A bit of quick math reveals that Soskin actually lived and worked through the female, wartime factory era of Rosie the Riveter. She even worked for the U.S. Air Force in 1942 but quit after learning that “she was employed only because her superiors believed she was white,” according to a Park Service biography. Many decades later, Soskin made a living giving tours of those same halls she once walked; hoping to honor the women who worked in factories and remind the public what life was like as an African-American woman of the era.
“Being a primary source in the sharing of that history — my history — and giving shape to a new national park has been exciting and fulfilling,” Soskin said in the NPS statement. “It has proven to bring meaning to my final years.”
Beyond being the nation’s oldest park ranger, Soskin lived a life of service and distinction
Soskin earned a temporary Park Service position sixteen years ago at the age of 84. She became a permanent Park Service employee in 2011. Last September, she turned 100 while still on the job.
“Betty has made a profound impact on the National Park Service; and the way we carry out our mission,” Director Chuck Sams said. “Her efforts remind us that we must seek out and give space for all perspectives.

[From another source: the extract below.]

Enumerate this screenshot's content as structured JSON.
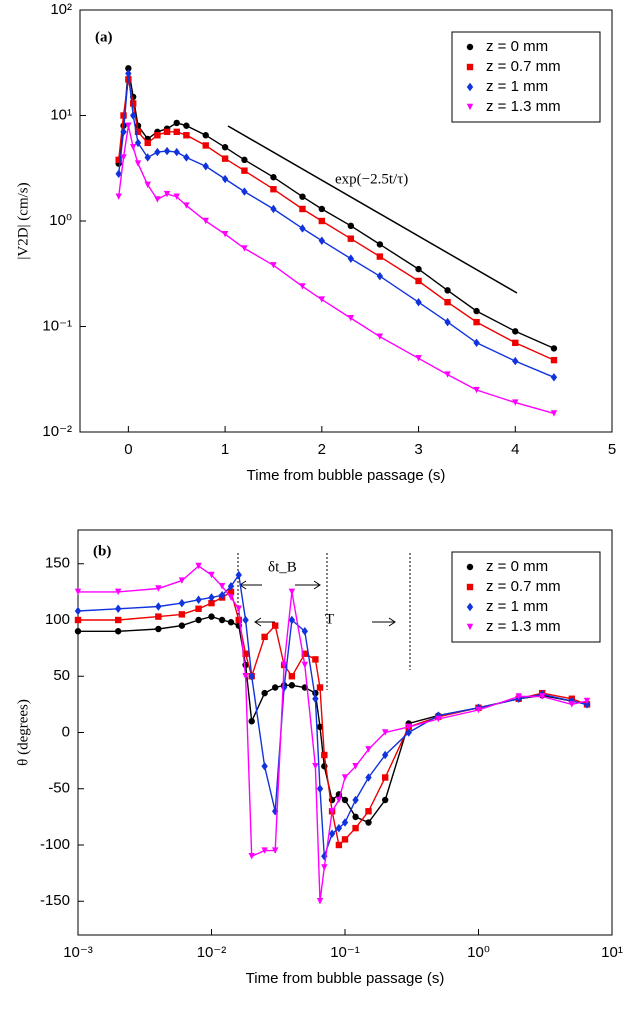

This allows us to tell a more full and inclusive history of our nation.”
Over 100 years ago, the Charbonnet family from Detroit welcomed a baby named Betty. After living in New Orleans for a time (Soskin vaguely recalls surviving the Great Mississippi Flood of 1927), her family moved west to Oakland; and she would remain in the Bay Area for life.
In 1945, she and her first husband founded one of the first black-owned record stores in the area, according to her NPS biography. She also participated in the civil rights movement; contributed to many local organizations; and received many honors of distinction throughout her life, including being named California’s Woman of the Year in 1995. The U.S. House of Representatives even honored Soskin years later with an official entry into the Congressional Record.